Will the America’s Cup go back to monohulls? The question is left hanging as Luna Rossa is accepted as the next challenger of record, but Grant Dalton promises boats will be 'spectacular'
Italian team Luna Rossa Challenge is confirmed as the challenger of record for the 36th America’s Cup and will help shape the new conditions for the next Cup.
The announcement was made by Emirates Team New Zealand CEO Grant Dalton today within hours of his team winning the Cup. He stated that a challenge had been received by Circolo della Vela Sicilia (CVS) and accepted.
It appears to confirm one of the most widely talked about secrets of Cup circles: that Luna Rossa’s backer, Italian billionaire Patrizio Bertelli, gave Emirates Team New Zealand (ETNZ) design expertise and computer tools, plus $30 million of funding, in 2015 when he pulled out in protest at the change to the AC50 class.
The deal arranged was said to be on condition that, should ETNZ win, Luna Rossa would be challenger of record for the next America’s Cup. And that the next Cup boat would be a monohull.
Dalton left the latter question hanging, merely hinting at more seaworthy designs capable of racing in windier, tidal waters, but he did promise they would be ‘spectacular’.
A big, foiling mono with crew who actually pull ropes? Could be….Dalton gave enough lines to read something between, but refused to be drawn on details of his plan.
New Zealand was the only team among the current crop not to sign the ‘framework agreement’ agreeing to continuing with a foiling catamaran and to running the Cup on two-year cycle. Dalton said the two-yearly programme had been a deal breaker for ETNZ.
This would suggest that the next Cup will not run before 2021.
Hints of a new America’s Cup World Series?
At a post-race press conference, Dalton confirmed: “The Royal New Zealand Yacht Squadron has received a challenge for the 36th America’s Cup. The RNZYS has accepted that challenge and the CVS has become the challenger of record.
“CVS has designated Luna Rossa Challenge as its team. The 36th America’s Cup will be open to further challengers from foreign nations under conditions to be announced in due course.”
Reading from notes, Dalton then joked: “And then it goes on: ‘Dalts don’t say any more and make a bloody mess of it!'”
Clearly, though, Dalton has considerably more detail in his back pocket, including the design and Cup venue.
He confirmed the next Cup match will take place in New Zealand.
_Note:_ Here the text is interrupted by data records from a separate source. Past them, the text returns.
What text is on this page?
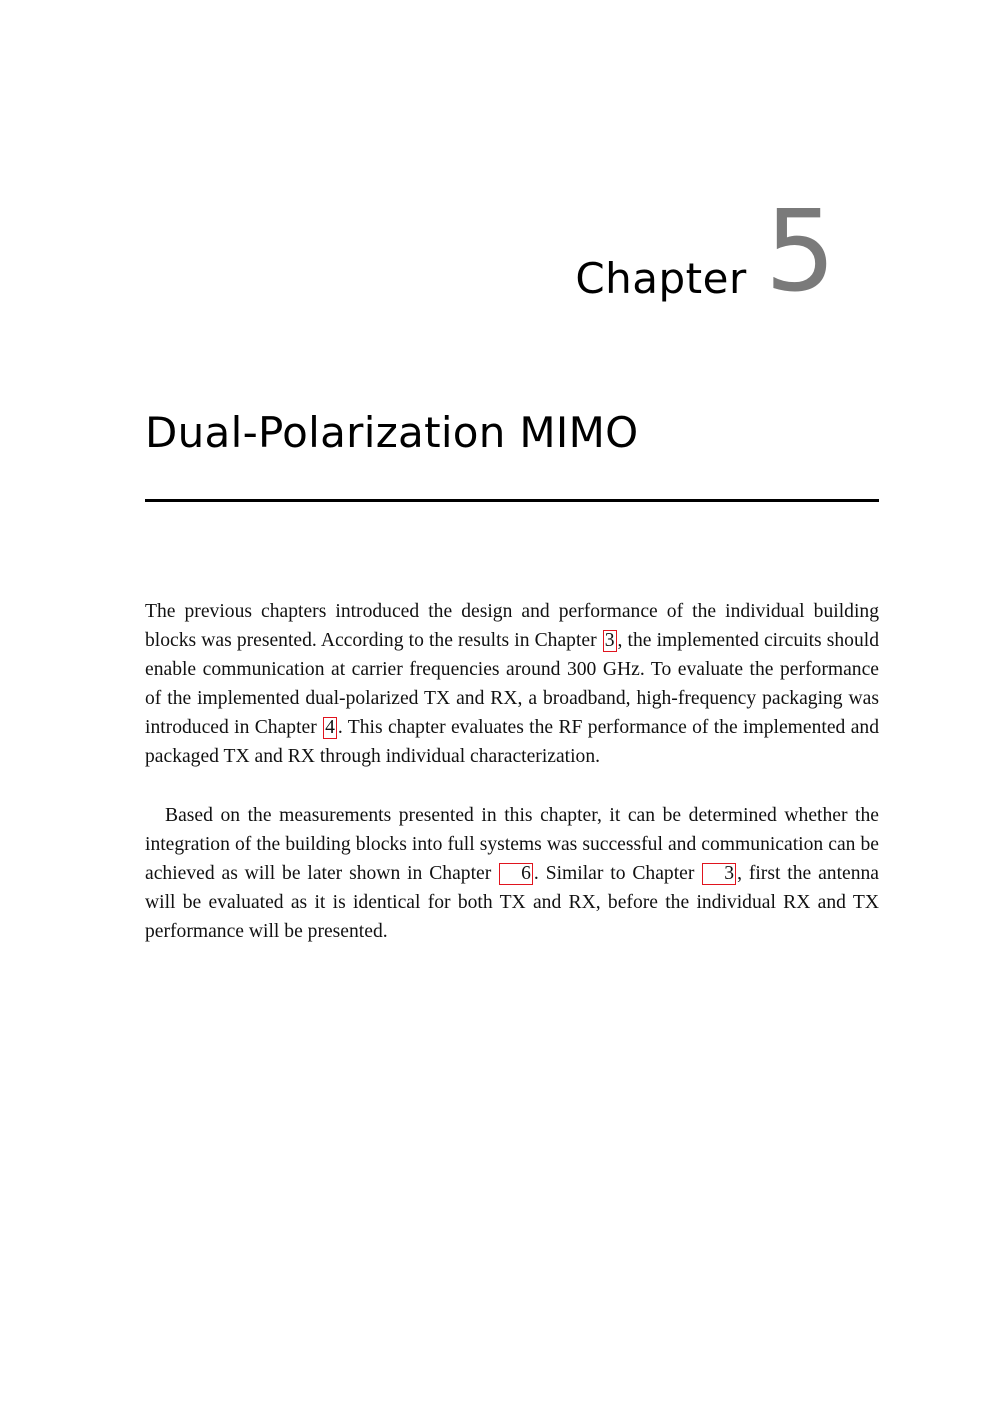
Chapter 5
Dual-Polarization MIMO

The previous chapters introduced the design and performance of the individual building blocks was presented. According to the results in Chapter 3 , the implemented circuits should enable communication at carrier frequencies around 300 GHz. To evaluate the performance of the implemented dual-polarized TX and RX, a broadband, high-frequency packaging was introduced in Chapter 4 . This chapter evaluates the RF performance of the implemented and packaged TX and RX through individual characterization.

Based on the measurements presented in this chapter, it can be determined whether the integration of the building blocks into full systems was successful and communication can be achieved as will be later shown in Chapter 6 . Similar to Chapter 3 , first the antenna will be evaluated as it is identical for both TX and RX, before the individual RX and TX performance will be presented.
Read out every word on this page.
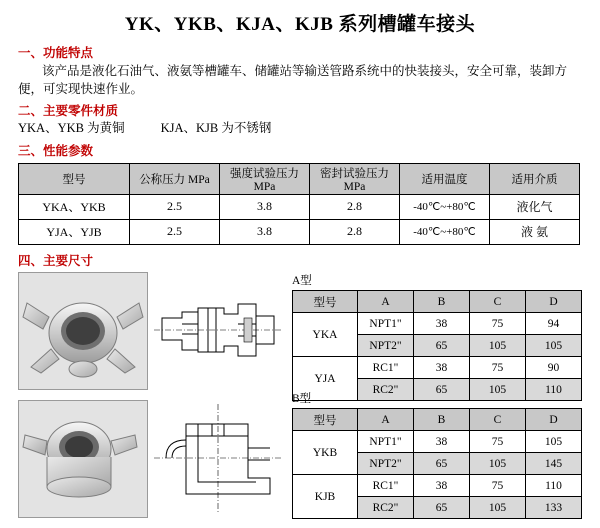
YK、YKB、KJA、KJB 系列槽罐车接头
一、功能特点
该产品是液化石油气、液氨等槽罐车、储罐站等输送管路系统中的快装接头，安全可靠，装卸方便，可实现快速作业。
二、主要零件材质
YKA、YKB 为黄铜	KJA、KJB 为不锈钢
三、性能参数
型号	公称压力 MPa	强度试验压力 MPa	密封试验压力 MPa	适用温度	适用介质
YKA、YKB	2.5	3.8	2.8	-40℃~+80℃	液化气
YJA、YJB	2.5	3.8	2.8	-40℃~+80℃	液 氨
四、主要尺寸

A型
型号	A	B	C	D
YKA	NPT1"	38	75	94
	NPT2"	65	105	105
YJA	RC1"	38	75	90
	RC2"	65	105	110
B型
型号	A	B	C	D
YKB	NPT1"	38	75	105
	NPT2"	65	105	145
KJB	RC1"	38	75	110
	RC2"	65	105	133
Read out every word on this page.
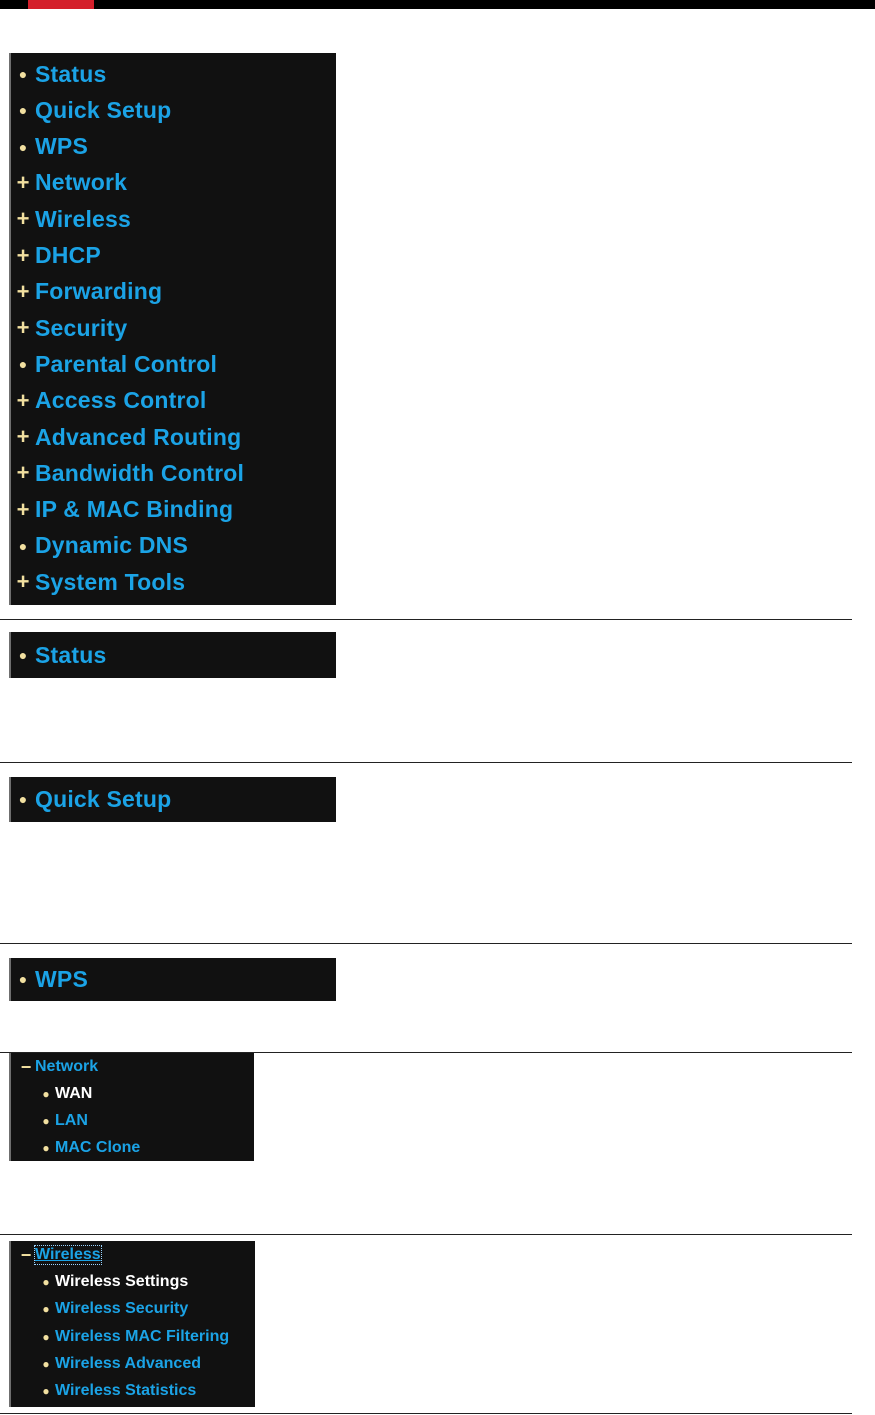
● Status
● Quick Setup
● WPS
+ Network
+ Wireless
+ DHCP
+ Forwarding
+ Security
● Parental Control
+ Access Control
+ Advanced Routing
+ Bandwidth Control
+ IP & MAC Binding
● Dynamic DNS
+ System Tools
● Status
● Quick Setup
● WPS
− Network
● WAN
● LAN
● MAC Clone
− Wireless
● Wireless Settings
● Wireless Security
● Wireless MAC Filtering
● Wireless Advanced
● Wireless Statistics
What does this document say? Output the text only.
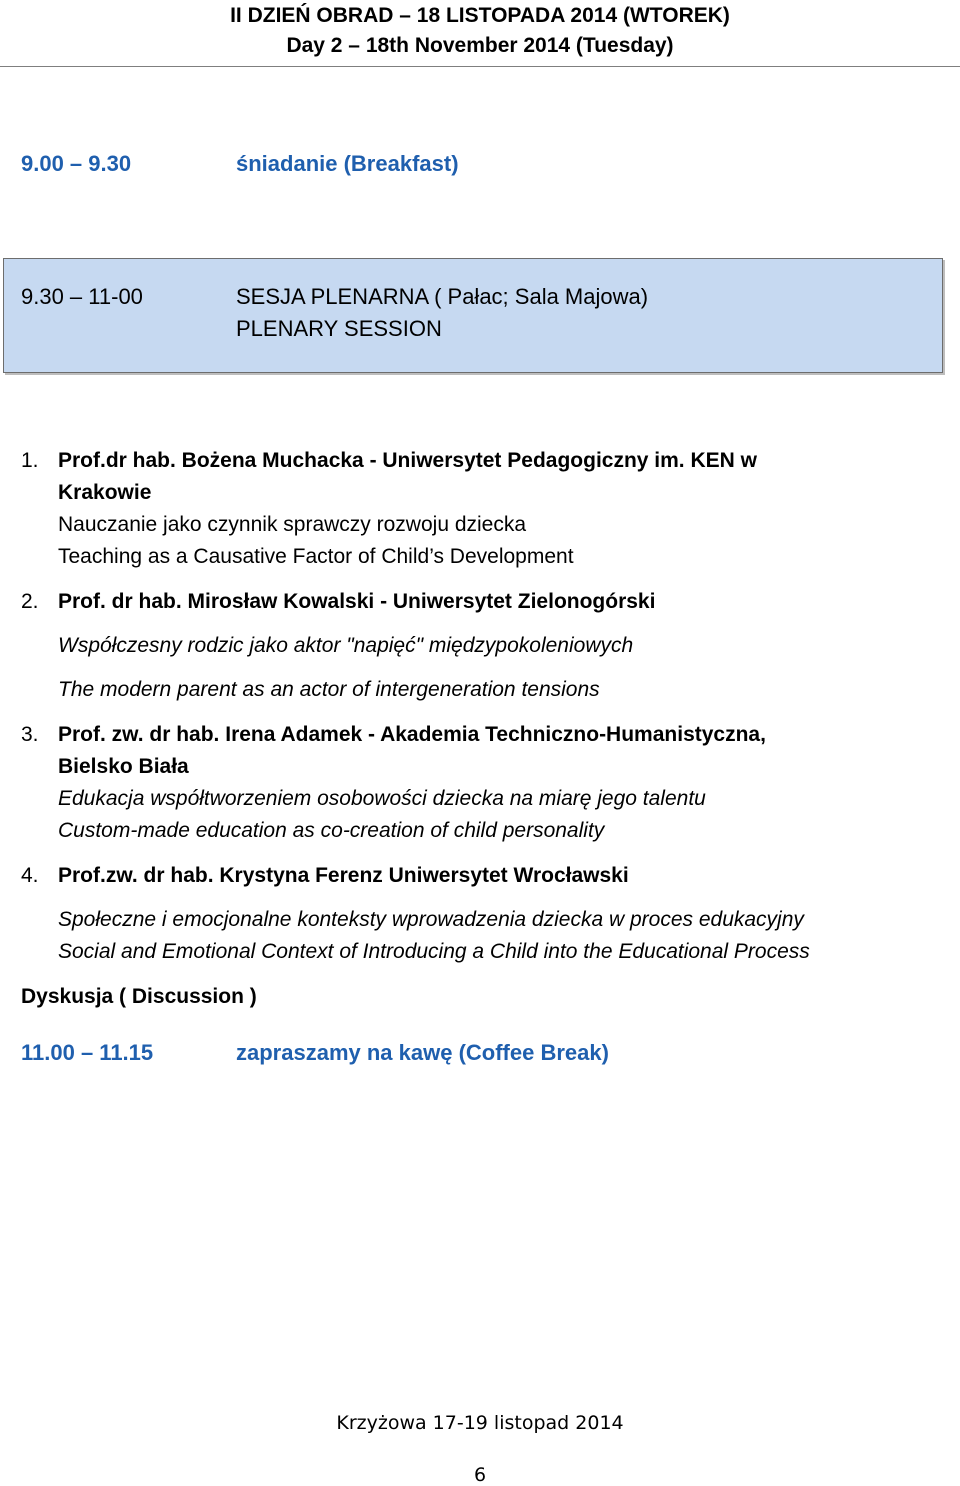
II DZIEŃ OBRAD – 18 LISTOPADA 2014 (WTOREK)
Day 2 – 18th November 2014 (Tuesday)
9.00 – 9.30	śniadanie (Breakfast)
9.30 – 11-00	SESJA PLENARNA ( Pałac; Sala Majowa)
PLENARY SESSION
1. Prof.dr hab. Bożena Muchacka - Uniwersytet Pedagogiczny im. KEN w
Krakowie
Nauczanie jako czynnik sprawczy rozwoju dziecka
Teaching as a Causative Factor of Child’s Development
2. Prof. dr hab. Mirosław Kowalski - Uniwersytet Zielonogórski
Współczesny rodzic jako aktor "napięć" międzypokoleniowych
The modern parent as an actor of intergeneration tensions
3. Prof. zw. dr hab. Irena Adamek - Akademia Techniczno-Humanistyczna,
Bielsko Biała
Edukacja współtworzeniem osobowości dziecka na miarę jego talentu
Custom-made education as co-creation of child personality
4. Prof.zw. dr hab. Krystyna Ferenz Uniwersytet Wrocławski
Społeczne i emocjonalne konteksty wprowadzenia dziecka w proces edukacyjny
Social and Emotional Context of Introducing a Child into the Educational Process
Dyskusja ( Discussion )
11.00 – 11.15	zapraszamy na kawę (Coffee Break)
Krzyżowa 17-19 listopad 2014
6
He added, however, that Bermuda was ‘perfect’ for racing and said he would like to come back, so we can perhaps assume a series of ‘Acts’ or World Series as well.
And he added: “We do have a plan and it will play out in the next couple of weeks.”
Watch Emirates Team New Zealand’s win the final race and listen to interviews with Peter Burling and Grant Dalton in this video:
ETNZ is known to have had conversations and consultations with World Sailing, the official sailing authority, and Mark Turner, CEO of the Volvo Ocean Race, among others, and Dalton alluded to some form of grander concept linked to other avenues of racing.
“The sport needs stability. You’ve got great events – the Vendée Globe, the Volvo Ocean Race, the TP52 circuit – but a lot of it is fragmented. And as the pinnacle, the America’s Cup is the opportunity for us to play our part and to combine the sport with [World Sailing] to bring it all together a bit more.
“Rest assured, we will do the right thing. It’s a privilege to hold the America’s Cup, not a right.”
Traditionally, the ‘right’ thing for the Cup is precisely what the holder decides it is, and based what they can finance and think they can defend.
But it was a point Dalton came back to and he said the formula would not be one designed from the outset to give the defenders an advantage.
“We want to sit down and talk about it with the challenger of record,” he continued.
“We have some ideas, some plans. We want to do the right thing.”
Reading between the lines, it seems as if some fundamental elements that have shaped the current AC50s are to be scrapped, such as requirement for grinders (or cyclors) to produce hydraulic oil.
The fully foiling concept was also put in doubt, despite it being the thing cracked by ETNZ in 2013 and so successfully innovated this time.
“I think it’s important we don’t take away from the yachting aspect of it – it’s still a race of yachtsmen – and I think just pumping oil round the boat isn’t necessarily yachting,” he said. “So we’ve got to balance all those things off, but certainly the boats will be spectacularly fast.
“Whether they [the AC50s] will go so well in a decent north-easterly in Rangi with the tide going out, I’m not so sure – they’d go straight down the mine.”
(At this, he and Peter Burling exchanged a meaningful look and a laugh, as if this was something that had actually happened to them.)
“So maybe they are not right for where we’re headed ultimately. We are on a lagoon here [in Bermuda] and Chicago would have been the next [venue] for Oracle and that’s a lake. So all those considerations have to be thought of.”
Dalton said nothing about a new nationality rule, but the Kiwis’ desire to impose more stringent conditions is an open secret, and is expected when the new format is revealed shortly.